A quelques mois des élections présidentielles,  cruciales pour notre pays, l’adrénaline monte et le taux de testostérone grimpe.

Stop à la spéculation! Le manque de communication de nos dirigeants commence à agacer.    L’inquiétude grandie au sein de la population malienne qui veut être informée sur ce qui se passe dans le nord de son pays afin de couper court à toutes rumeurs. Si un peuple reste dans la peur, le désordre et l’insécurité, la psychose s’installe, ce qui peut dégénérer et avoir des retombées malheureuses.
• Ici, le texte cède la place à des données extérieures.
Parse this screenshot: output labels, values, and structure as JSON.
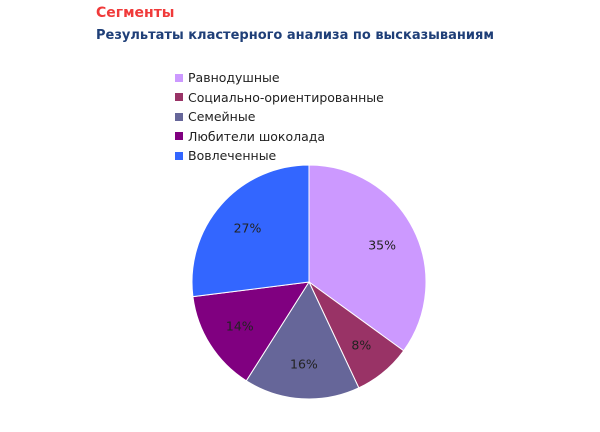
{
  "chart_data": {
    "type": "pie",
    "title": "Сегменты",
    "subtitle": "Результаты кластерного анализа по высказываниям",
    "legend_position": "top",
    "slices": [
      {
        "name": "Равнодушные",
        "value": 35,
        "label": "35%",
        "color": "#cc99ff"
      },
      {
        "name": "Социально-ориентированные",
        "value": 8,
        "label": "8%",
        "color": "#993366"
      },
      {
        "name": "Семейные",
        "value": 16,
        "label": "16%",
        "color": "#666699"
      },
      {
        "name": "Любители шоколада",
        "value": 14,
        "label": "14%",
        "color": "#800080"
      },
      {
        "name": "Вовлеченные",
        "value": 27,
        "label": "27%",
        "color": "#3366ff"
      }
    ]
  }
}
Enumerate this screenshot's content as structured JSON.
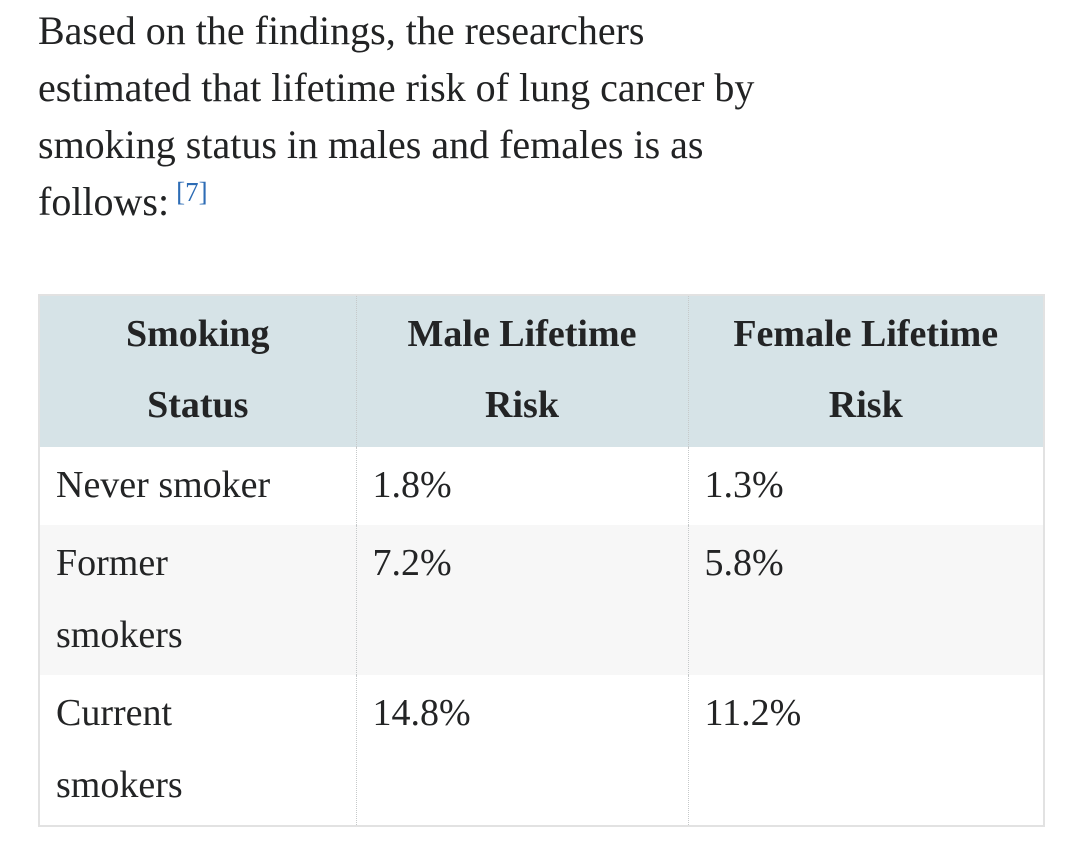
{
  "article": {
    "paragraph": {
      "full_text": "Based on the findings, the researchers estimated that lifetime risk of lung cancer by smoking status in males and females is as follows:",
      "lines": [
        "Based on the findings, the researchers",
        "estimated that lifetime risk of lung cancer by",
        "smoking status in males and females is as",
        "follows:"
      ],
      "citation": "[7]"
    },
    "table": {
      "headers": [
        "Smoking Status",
        "Male Lifetime Risk",
        "Female Lifetime Risk"
      ],
      "rows": [
        [
          "Never smoker",
          "1.8%",
          "1.3%"
        ],
        [
          "Former smokers",
          "7.2%",
          "5.8%"
        ],
        [
          "Current smokers",
          "14.8%",
          "11.2%"
        ]
      ]
    }
  },
  "colors": {
    "page_background": "#ffffff",
    "body_text": "#222324",
    "citation_link": "#2d6cb5",
    "table_header_background": "#d6e3e7",
    "table_alt_row_background": "#f7f7f7",
    "table_outer_border": "#e2e2e2",
    "table_column_divider": "#c6c9ca"
  }
}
Par contre, nos politiques connaissant l’enjeu de cette problématique, ils  seront par leurs grandeurs, enlevés encore une fois de plus l’épine du pied sans faire mal.

ATT, c’est l’homme de paix, ce qu’il nous a toujours fait paraître…, ne partira pas le 08 juin 2012 sans mettre fin à ce problème épineux qui est celui du nord, surtout au moment même où le Mali s’apprête pour les élections de 2012. Il sera à la hauteur pour calmer cette fraction de touaregs révoltés, marquer  la fin des hostilités par l’enterrement de toutes les armes en leurs possessions et  les empêcher de recommencer à tout jamais.

. «La paix universelle se réalisera un jour non parce que les hommes deviendront meilleurs mais parce qu’un nouvel ordre, une science nouvelle, de nouvelles nécessités leur imposeront l’état pacifique»  disait  Anatole France»

Tous convaincus que la stabilité de notre pays,  et la progression de son  développement ne peut se faire  par l’usage des armes et de la violence…, le Mali trouvera une issue favorable pour sortir de cette impasse.  Aucun Malien, peu importe sa région, n’a intérêt à une rébellion qui plongerait nos populations  dans un chaos, les larmes et le sang…, Faisons face à ce qui nous uni au lieu de nous éparpiller sur ce qui nous divise. C’est dans l’union que chacun tirera son épingle du jeu.De toute évidence, la  voie du dialogue primera, parce que nous sommes aussi tous des  frères et sœurs, du nord ou du sud, la région de Kidal  fait partie du Mali et que la paix permettra à nous tous d’envisager l’avenir ensemble avec confiance et espoir.